Ukraine: Attaque au drone contre le QG de la flotte russe à Sébastopol, poursuite des bombardements

  • Toutes les festivités liées à la Journée de la Flotte russe «ont été annulées pour des raisons de sécurité», a annoncé M. Razvojaïev, en demandant aux habitants de Sébastopol de ne pas quitter leur domicile
  • Selon le maire de la ville, Oleksandre Senkevytch, de «puissantes explosions» ont été entendues à deux reprises pendant la nuit de samedi à dimanche

KIEV: La Russie a affirmé dimanche qu'une attaque menée par un drone explosif avait blessé six personnes dans le QG de sa flotte de la mer Noire en Crimée annexée, tandis que les autorités de la ville de Mykolaïv, dans le sud de l'Ukraine, assurent avoir été confrontées au bombardement le plus violent depuis le début de la guerre. 

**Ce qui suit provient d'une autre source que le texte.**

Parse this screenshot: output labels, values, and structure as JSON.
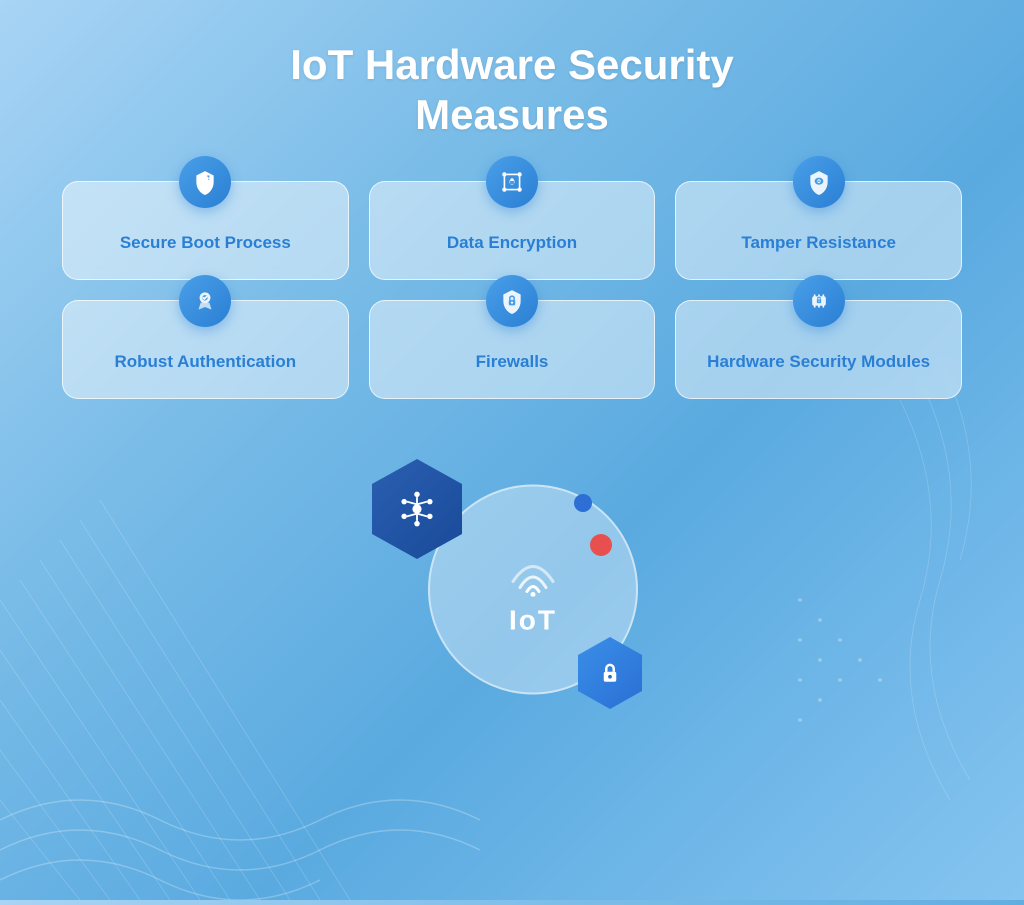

Le gouverneur de Sébastopol, Mikhaïl Razvojaïev, a publié sur son compte Telegram le message suivant : « Ce matin, les nationalistes ukrainiens ont décidé de nous gâcher la Journée de la Flotte russe » célébrée en Russie dimanche. 

Il a précisé qu'un drone s'était posé dans la cour de l'état-major de la Flotte et fait état de six blessés parmi les employés de l'état-major. 

Toutes les festivités liées à la Journée de la Flotte russe « ont été annulées pour des raisons de sécurité », a annoncé M. Razvojaïev, en demandant aux habitants de Sébastopol de ne pas quitter leur domicile « si possible ». 

Les autorités ukrainiennes ont toutefois démenti être à l'origine de cette attaque inédite, qualifiant les accusations russes de « provocation délibérée ». 

L'annonce d'une « soi-disant attaque ukrainienne de l'Etat-major de la flotte russe à Sébastopol » sont « une provocation délibérée », a déclaré Serguiï Bratchouk, porte-parole de l'administration régionale d'Odessa (sud de l'Ukraine), dans une vidéo sur Telegram. 

« La libération de la Crimée ukrainienne occupée se passera d'une autre manière, beaucoup plus efficace », a-t-il ajouté. 

Lors d'un discours célébrant la journée de la Flotte russe à Saint-Pétersbourg (nord-est de la Russie), le président Vladimir Poutine a par ailleurs annoncé que sa marine se doterait « dans les prochains mois » d'un nouveau missile de croisière hypersonique Zircon qui « ne connaît aucun obstacle ». 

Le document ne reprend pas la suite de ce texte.